Но Геппке, со взглядом, как бы обращенным в себя, продолжает исповедь:

— А как поют эти русские, послушай… Там у них революция, Эмиль, мир. Послушай… Домой бы… к верстаку. И старуху бы опять возле себя в кровати… И малыш ползает, держась за ножку стола. Эмиль, повесить бы ружье на первый попавшийся сук и — бежать бы, бежать, чтобы только пятки засверкали! Скоро весна, ты только понюхай, понюхай, как пахнет лес!

Казмиржак наконец влез в тулуп, он вешает через плечо ружье, оно — старого образца, но снабжено новым затвором. Да, он тоже полагает, что неспроста распелись так здешние русские. Там, в России, революция. Есть о чем поразмыслить в карауле от восьми до десяти, хватит даже и на ночную смену — от двух до четырех.

А Геппке все не может остановиться:

— Ничего мне не нужно, только бы очутиться дома, в Эберсвальде, снова стать слесарем Геппке, по воскресеньям заглядывать в ресторанчик «Вальдшлёсхен», сидеть за кружкой пива… И мальчишка тут бы на качелях качался, а старуха вязала бы и болтала о чем-нибудь с Робертихой… А я с Робертом и Вике играли бы в скат… Тьфу, черт, ведь Роберт на прошлой неделе окачурился в лазарете от сыпняка! Нет, совсем голову теряешь, когда вот так призадумаешься, глядя в этот мрак, и нет ничего, что бы тебя ободрило!
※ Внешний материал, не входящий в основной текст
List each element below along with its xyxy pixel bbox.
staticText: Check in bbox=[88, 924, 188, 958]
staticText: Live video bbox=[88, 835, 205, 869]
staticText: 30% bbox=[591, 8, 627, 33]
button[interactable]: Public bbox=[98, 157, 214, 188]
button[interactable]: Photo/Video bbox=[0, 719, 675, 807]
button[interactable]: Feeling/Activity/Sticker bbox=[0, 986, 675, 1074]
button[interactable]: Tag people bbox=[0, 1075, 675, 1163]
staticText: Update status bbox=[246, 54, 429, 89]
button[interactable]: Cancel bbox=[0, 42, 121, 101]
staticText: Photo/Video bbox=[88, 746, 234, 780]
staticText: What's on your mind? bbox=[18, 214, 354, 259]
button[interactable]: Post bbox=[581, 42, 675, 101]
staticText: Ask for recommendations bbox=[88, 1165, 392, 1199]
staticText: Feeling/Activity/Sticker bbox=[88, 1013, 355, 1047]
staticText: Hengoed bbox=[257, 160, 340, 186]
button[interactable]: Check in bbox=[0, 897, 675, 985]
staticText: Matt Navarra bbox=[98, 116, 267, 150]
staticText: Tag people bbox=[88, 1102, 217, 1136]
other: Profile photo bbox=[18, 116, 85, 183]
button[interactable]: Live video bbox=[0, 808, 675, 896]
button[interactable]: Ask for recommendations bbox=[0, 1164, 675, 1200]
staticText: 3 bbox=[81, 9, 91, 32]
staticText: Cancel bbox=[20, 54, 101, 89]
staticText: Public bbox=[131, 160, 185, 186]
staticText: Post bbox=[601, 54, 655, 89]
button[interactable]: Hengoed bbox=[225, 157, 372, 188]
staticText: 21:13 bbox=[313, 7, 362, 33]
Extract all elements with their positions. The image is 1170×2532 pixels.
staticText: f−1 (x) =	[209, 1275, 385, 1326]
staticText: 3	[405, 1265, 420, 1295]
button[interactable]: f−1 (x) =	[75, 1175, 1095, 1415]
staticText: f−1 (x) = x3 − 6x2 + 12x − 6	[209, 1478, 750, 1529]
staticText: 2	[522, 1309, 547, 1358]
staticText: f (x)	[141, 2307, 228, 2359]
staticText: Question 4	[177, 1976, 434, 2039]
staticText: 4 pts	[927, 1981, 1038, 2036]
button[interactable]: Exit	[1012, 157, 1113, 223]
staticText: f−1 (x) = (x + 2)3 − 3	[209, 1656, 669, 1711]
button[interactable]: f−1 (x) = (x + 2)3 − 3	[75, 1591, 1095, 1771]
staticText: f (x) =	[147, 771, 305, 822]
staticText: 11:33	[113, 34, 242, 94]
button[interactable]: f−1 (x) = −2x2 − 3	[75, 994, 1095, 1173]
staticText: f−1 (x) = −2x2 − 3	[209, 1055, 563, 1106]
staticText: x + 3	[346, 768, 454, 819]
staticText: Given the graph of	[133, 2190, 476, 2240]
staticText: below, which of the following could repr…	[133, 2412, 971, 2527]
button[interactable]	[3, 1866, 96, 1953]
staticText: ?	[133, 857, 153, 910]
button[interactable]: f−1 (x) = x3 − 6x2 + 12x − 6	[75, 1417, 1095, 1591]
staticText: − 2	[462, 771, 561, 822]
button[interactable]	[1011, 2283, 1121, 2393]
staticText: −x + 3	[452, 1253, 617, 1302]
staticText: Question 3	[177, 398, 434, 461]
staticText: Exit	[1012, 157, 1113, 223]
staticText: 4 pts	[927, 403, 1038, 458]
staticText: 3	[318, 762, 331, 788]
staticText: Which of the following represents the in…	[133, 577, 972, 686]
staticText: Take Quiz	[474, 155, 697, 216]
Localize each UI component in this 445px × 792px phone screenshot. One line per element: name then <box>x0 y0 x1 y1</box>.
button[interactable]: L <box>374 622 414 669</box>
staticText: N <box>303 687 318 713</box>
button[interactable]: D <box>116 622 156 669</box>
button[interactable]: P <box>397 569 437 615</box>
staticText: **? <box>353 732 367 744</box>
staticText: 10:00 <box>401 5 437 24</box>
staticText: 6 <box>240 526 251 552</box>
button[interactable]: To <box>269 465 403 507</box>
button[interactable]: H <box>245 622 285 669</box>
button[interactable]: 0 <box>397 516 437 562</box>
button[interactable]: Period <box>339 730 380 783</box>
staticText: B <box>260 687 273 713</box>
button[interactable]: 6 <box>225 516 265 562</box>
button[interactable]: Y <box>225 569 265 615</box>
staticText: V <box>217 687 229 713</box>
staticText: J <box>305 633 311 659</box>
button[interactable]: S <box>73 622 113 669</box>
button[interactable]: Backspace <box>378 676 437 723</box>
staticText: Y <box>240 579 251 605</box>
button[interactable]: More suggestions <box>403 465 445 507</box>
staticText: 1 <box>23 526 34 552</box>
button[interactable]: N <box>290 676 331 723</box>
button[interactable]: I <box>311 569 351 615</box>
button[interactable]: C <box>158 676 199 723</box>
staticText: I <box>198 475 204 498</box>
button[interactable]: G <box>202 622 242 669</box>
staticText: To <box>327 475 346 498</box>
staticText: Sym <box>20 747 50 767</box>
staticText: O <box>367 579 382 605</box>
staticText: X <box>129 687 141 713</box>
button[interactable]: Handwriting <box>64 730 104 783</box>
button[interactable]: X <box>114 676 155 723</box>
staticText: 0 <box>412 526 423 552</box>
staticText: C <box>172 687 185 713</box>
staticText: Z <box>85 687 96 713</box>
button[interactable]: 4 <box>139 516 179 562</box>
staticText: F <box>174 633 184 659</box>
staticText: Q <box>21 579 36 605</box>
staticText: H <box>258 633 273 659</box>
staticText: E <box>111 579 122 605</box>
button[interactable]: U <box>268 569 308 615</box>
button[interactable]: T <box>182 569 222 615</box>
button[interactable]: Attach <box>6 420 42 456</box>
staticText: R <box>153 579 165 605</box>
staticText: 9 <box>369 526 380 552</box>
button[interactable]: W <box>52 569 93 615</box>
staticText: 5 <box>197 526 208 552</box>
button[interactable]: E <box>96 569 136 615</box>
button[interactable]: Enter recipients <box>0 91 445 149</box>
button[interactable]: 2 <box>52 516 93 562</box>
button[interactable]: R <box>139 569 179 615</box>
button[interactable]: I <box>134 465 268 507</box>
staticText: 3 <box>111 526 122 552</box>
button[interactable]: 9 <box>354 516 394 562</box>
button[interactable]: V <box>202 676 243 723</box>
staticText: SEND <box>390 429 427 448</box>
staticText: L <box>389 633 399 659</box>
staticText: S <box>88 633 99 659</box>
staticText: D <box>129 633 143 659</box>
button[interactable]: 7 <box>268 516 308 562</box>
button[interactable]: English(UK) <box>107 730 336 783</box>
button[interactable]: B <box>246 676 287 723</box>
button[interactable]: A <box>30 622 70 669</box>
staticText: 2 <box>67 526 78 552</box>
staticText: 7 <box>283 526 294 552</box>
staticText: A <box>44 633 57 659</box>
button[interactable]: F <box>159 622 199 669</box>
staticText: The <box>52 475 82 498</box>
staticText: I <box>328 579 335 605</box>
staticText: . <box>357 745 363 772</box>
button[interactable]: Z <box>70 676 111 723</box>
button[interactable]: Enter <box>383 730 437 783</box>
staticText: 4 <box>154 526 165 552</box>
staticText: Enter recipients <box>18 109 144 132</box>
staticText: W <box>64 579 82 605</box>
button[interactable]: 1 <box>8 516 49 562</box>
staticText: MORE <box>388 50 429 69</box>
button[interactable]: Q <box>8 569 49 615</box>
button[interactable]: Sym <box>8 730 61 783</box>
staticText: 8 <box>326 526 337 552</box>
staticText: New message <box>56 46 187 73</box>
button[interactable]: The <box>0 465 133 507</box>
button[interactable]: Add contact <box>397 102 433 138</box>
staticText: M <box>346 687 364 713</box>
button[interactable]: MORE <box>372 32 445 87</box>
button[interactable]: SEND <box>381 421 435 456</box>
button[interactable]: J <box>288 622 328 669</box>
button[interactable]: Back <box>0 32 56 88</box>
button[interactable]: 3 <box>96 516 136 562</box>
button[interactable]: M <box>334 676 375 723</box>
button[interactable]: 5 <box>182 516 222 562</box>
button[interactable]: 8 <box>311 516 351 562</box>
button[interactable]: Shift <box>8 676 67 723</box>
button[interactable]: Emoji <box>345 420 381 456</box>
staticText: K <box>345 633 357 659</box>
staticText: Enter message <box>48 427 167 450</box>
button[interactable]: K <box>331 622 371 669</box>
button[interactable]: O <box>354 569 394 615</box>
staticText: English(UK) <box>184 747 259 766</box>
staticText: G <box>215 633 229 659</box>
Казмиржак тем временем медленно цедит слово за словом. Он считает, что может без опасений поделиться мыслями с товарищем. С заключением мира что-то не ладится. Тут еще слово будет за Америкой, у Вильсона еще достаточно козырей, да и торопиться ему некуда. Подводная война тоже еще не раз подложит свинью, — так что дело не так уж просто.

Но Геппке слишком погружен в себя, и рассуждения подобного рода не доходят до его сознания.

— Эмиль, — говорит он, подходя к дверям караульного помещения, — завалюсь-ка я и отосплю свою порцию. Во сне по крайней мере не помнишь своей беды. Да, дружище, сон! Пришлось дожить до сорока лет, чтобы начать жить только во сне. Если так будет продолжаться, я сойду с ума, Эмиль…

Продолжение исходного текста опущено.